The primary member of the system, component A, is an F-type subgiant star. It is a Delta Scuti variable with a period of 0.1327 day and an amplitude of 0.050 magnitude. With an estimated age of 1.168 billion years, it is spinning rapidly with a projected rotational velocity of 124.2 km/s and a rotation period of 1.2 days. The star has about 1.57 times the mass of the Sun and 2.79 times the Sun's radius. (De Rosa and colleagues give a mass estimate of 2.2 times the Sun's mass.) It is radiating around 29.5 times the solar luminosity from its outer atmosphere at an effective temperature of 7,211 K.
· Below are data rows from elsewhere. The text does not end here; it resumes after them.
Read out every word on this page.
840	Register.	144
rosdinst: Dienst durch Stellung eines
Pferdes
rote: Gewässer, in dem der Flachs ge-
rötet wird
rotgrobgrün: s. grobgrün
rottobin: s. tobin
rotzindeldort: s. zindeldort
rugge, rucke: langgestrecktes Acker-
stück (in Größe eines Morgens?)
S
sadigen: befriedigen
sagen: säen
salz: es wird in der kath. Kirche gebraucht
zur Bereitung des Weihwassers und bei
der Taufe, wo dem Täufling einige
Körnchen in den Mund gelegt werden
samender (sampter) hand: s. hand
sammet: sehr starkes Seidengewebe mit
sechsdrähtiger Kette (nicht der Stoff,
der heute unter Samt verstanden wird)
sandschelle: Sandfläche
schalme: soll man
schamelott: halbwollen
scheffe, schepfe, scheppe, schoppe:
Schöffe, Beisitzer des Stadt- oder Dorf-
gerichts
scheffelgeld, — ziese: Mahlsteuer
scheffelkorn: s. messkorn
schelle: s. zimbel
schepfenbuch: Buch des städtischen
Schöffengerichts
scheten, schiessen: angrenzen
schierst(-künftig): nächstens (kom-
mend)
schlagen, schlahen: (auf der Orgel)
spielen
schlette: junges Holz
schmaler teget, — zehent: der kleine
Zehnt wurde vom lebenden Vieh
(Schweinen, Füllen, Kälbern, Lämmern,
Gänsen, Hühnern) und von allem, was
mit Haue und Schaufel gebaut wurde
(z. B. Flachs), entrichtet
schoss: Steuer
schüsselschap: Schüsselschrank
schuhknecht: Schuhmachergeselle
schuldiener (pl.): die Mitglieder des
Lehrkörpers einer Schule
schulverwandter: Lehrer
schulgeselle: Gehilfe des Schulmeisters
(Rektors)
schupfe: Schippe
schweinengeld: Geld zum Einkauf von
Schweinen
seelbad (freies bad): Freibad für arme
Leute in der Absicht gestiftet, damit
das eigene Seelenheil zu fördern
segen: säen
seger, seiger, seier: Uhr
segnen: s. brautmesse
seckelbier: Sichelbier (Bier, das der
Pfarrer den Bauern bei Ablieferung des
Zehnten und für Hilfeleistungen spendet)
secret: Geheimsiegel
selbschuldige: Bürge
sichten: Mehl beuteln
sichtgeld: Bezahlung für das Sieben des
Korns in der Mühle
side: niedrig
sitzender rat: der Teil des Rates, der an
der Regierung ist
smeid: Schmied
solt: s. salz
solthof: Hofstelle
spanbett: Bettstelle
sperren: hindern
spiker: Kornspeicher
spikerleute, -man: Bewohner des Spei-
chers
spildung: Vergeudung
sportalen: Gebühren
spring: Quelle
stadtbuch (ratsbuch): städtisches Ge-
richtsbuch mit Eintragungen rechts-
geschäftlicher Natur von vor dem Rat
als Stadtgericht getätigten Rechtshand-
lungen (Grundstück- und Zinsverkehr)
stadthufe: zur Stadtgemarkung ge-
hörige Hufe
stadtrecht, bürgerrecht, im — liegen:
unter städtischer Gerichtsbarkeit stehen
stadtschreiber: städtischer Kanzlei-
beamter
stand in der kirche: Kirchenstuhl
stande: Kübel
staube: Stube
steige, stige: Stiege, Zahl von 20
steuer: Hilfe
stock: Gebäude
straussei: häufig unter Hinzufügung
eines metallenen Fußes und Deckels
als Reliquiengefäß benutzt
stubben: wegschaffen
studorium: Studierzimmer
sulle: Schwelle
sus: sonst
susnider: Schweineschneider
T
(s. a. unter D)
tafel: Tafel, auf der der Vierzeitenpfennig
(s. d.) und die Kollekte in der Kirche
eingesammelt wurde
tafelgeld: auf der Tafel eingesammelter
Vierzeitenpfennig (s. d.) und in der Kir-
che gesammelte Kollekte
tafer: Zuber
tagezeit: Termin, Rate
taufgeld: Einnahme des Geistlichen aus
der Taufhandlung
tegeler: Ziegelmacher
The companion, component B, is a magnitude +11.0 star. As of 2008, it has an angular separation of 11.78 arcseconds along a position angle of 295.4°. This corresponds to a projected separation of 419.8 AU. It has a mass around 40% that of the Sun.

==Naming==
With τ, h, φ, θ, e and f, it composed the Arabic asterism Sarīr Banāt al-Na'sh, the Throne of the daughters of Na'sh, and Al-Haud, the Pond. According to the catalogue of stars in the Technical Memorandum 33-507 - A Reduced Star Catalog Containing 537 Named Stars, Al-Haud were the title for seven stars : f as Alhaud I, τ as Alhaud II, e as Alhaud III, h as Alhaud IV, θ as Alhaud V, this star (υ) as Alhaud VI and φ as Alhaud VII .

In Chinese, 文昌 (Wén Chāng), meaning Administrative Center, refers to an asterism consisting of υ Ursae Majoris, φ Ursae Majoris, θ Ursae Majoris, 15 Ursae Majoris and 18 Ursae Majoris. Consequently, the Chinese name for υ Ursae Majoris itself is 文昌一 (Wén Chāng yī, the first Star of Administrative Center.).